64

Mûsa: "İşte, dedi. Aradığımız o ya." Hemen İzlerini takip ederek gerisin geriye döndüler.

"İşte aradığımız o ya" âyeti, Mûsa yanındaki delikanlıya dedi ki: Balığın bu durumu ve onu yitirmiş olmamız bizim aradığımız şeydi. Kendisini bulmak üzere geldiğimiz adam işte oradadır, demektir.

Bunun üzerine yollarını kaybetmemek için gerisin geri izlerini takip ederek geri döndüler. Buhârî'de şöyle denilmektedir:

"... Hızır'ı denizin ortasında elbisesiyle örtünmüş olarak küçük bir yeşil yaygı üzerinde buldular. Örtüsünün bir tarafını ayaklarının altına, diğer tarafını başının altına almıştı. Mûsa ona selam verdi. Yüzünü açarak: Senin bulunduğun yerde selam diye bir şey var mı? Sen kimsin? dedi. Ben Mûsa'yım dedi. İsrailoğullarının Mûsa'sı mı? diye sordu. Mûsa: Evet deyince, ne işin var? diye sordu. Mûsa dedi ki: Sana Öğretilen doğru ilimden bana da öğretmen üzere geldim, dedi..." Buhârî, Tefsir İH. sûre 3; Müsned, V, 121 ve hadisin geri kalan bölümlerini zikretti.

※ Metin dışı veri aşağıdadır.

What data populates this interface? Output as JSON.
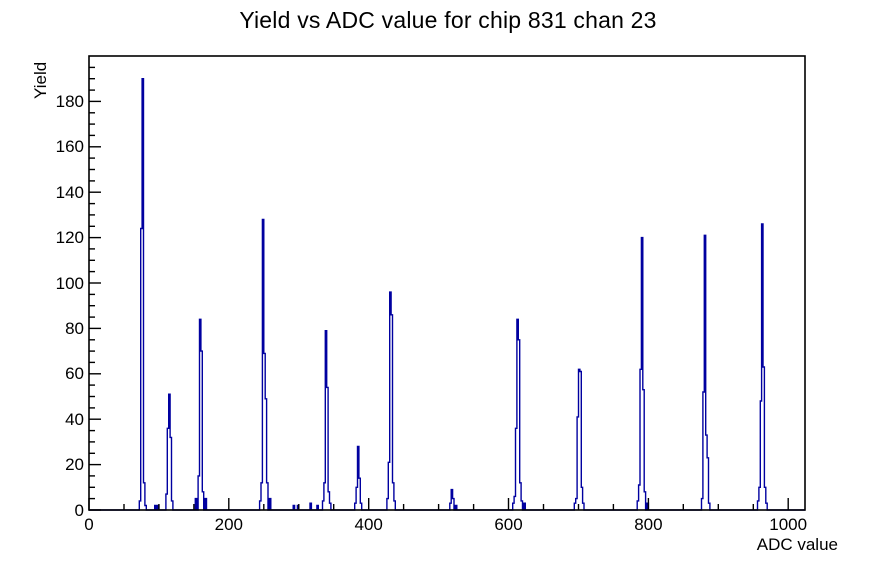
{
  "title": "Yield vs ADC value for chip 831 chan 23",
  "chart_data": {
    "type": "bar",
    "subtype": "histogram-outline",
    "title": "Yield vs ADC value for chip 831 chan 23",
    "xlabel": "ADC value",
    "ylabel": "Yield",
    "xlim": [
      0,
      1024
    ],
    "ylim": [
      0,
      200
    ],
    "x_major_ticks": [
      0,
      200,
      400,
      600,
      800,
      1000
    ],
    "x_minor_step": 50,
    "y_major_ticks": [
      0,
      20,
      40,
      60,
      80,
      100,
      120,
      140,
      160,
      180
    ],
    "y_minor_step": 5,
    "grid": "off",
    "legend": "none",
    "line_color": "#0000a0",
    "frame_color": "#000000",
    "bin_width": 2,
    "bins": [
      [
        72,
        4
      ],
      [
        74,
        124
      ],
      [
        76,
        190
      ],
      [
        78,
        12
      ],
      [
        80,
        2
      ],
      [
        94,
        2
      ],
      [
        98,
        2
      ],
      [
        110,
        7
      ],
      [
        112,
        36
      ],
      [
        114,
        51
      ],
      [
        116,
        32
      ],
      [
        118,
        4
      ],
      [
        152,
        5
      ],
      [
        156,
        15
      ],
      [
        158,
        84
      ],
      [
        160,
        70
      ],
      [
        162,
        8
      ],
      [
        166,
        5
      ],
      [
        244,
        4
      ],
      [
        246,
        12
      ],
      [
        248,
        128
      ],
      [
        250,
        69
      ],
      [
        252,
        49
      ],
      [
        254,
        12
      ],
      [
        258,
        5
      ],
      [
        292,
        2
      ],
      [
        298,
        2
      ],
      [
        316,
        3
      ],
      [
        326,
        2
      ],
      [
        334,
        4
      ],
      [
        336,
        12
      ],
      [
        338,
        79
      ],
      [
        340,
        54
      ],
      [
        342,
        8
      ],
      [
        344,
        3
      ],
      [
        380,
        3
      ],
      [
        382,
        10
      ],
      [
        384,
        28
      ],
      [
        386,
        14
      ],
      [
        388,
        3
      ],
      [
        426,
        5
      ],
      [
        428,
        21
      ],
      [
        430,
        96
      ],
      [
        432,
        86
      ],
      [
        434,
        12
      ],
      [
        436,
        4
      ],
      [
        516,
        3
      ],
      [
        518,
        9
      ],
      [
        520,
        5
      ],
      [
        524,
        2
      ],
      [
        606,
        3
      ],
      [
        608,
        6
      ],
      [
        610,
        36
      ],
      [
        612,
        84
      ],
      [
        614,
        75
      ],
      [
        616,
        12
      ],
      [
        618,
        4
      ],
      [
        622,
        3
      ],
      [
        694,
        3
      ],
      [
        696,
        5
      ],
      [
        698,
        41
      ],
      [
        700,
        62
      ],
      [
        702,
        61
      ],
      [
        704,
        10
      ],
      [
        706,
        3
      ],
      [
        784,
        4
      ],
      [
        786,
        11
      ],
      [
        788,
        62
      ],
      [
        790,
        120
      ],
      [
        792,
        53
      ],
      [
        794,
        8
      ],
      [
        798,
        3
      ],
      [
        876,
        5
      ],
      [
        878,
        52
      ],
      [
        880,
        121
      ],
      [
        882,
        33
      ],
      [
        884,
        23
      ],
      [
        886,
        3
      ],
      [
        956,
        4
      ],
      [
        958,
        10
      ],
      [
        960,
        48
      ],
      [
        962,
        126
      ],
      [
        964,
        63
      ],
      [
        966,
        10
      ],
      [
        968,
        3
      ]
    ]
  }
}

es-Sa'lebî de "el-Arâis" adlı eserinde der ki: Mûsa ve beraberindeki genç delikanlı Hızır'ı suyun üzerinde yeşil bir yaygıya uzanmış uyur halde buldular. Üzerinde de yeşil bir örtü vardı. Mûsa ona selam verdi, yüzünü açıp dedi ki: Bizim bu topraklarımızda selam da nerden geldi? Sonra başını kaldırıp olurdu ve: Sana da selam olsun, ey İsrailoğullarının peygamberi, dedi. Mûsa ona: Sen beni nereden tanıyorsun? Benim İsrailoğullarının peygamberi olduğumu, sana kim haber verdi!? dedi. Hızır: Sana beni haber veren ve benim bulunduğum yeri bildiren bana söyledi, dedikten sunra şöyle devam etti: Ey Mûsa, senin İsrailoğulları arasında bir meşguliyetin vardı. Mûsa (aleyhisselâm) dedi ki; Rabbim beni sana uyayım ve senin bilginden bir şeyler öğreneyim diye gönderdi. Sonra oturup, konuşmaya koyuldular. Bu sırada dişi bir kırlangıç geldi ve gagasıyla sudan aldı... ileride geleceği üzere hadisin geri kalan bölümünü zikretti.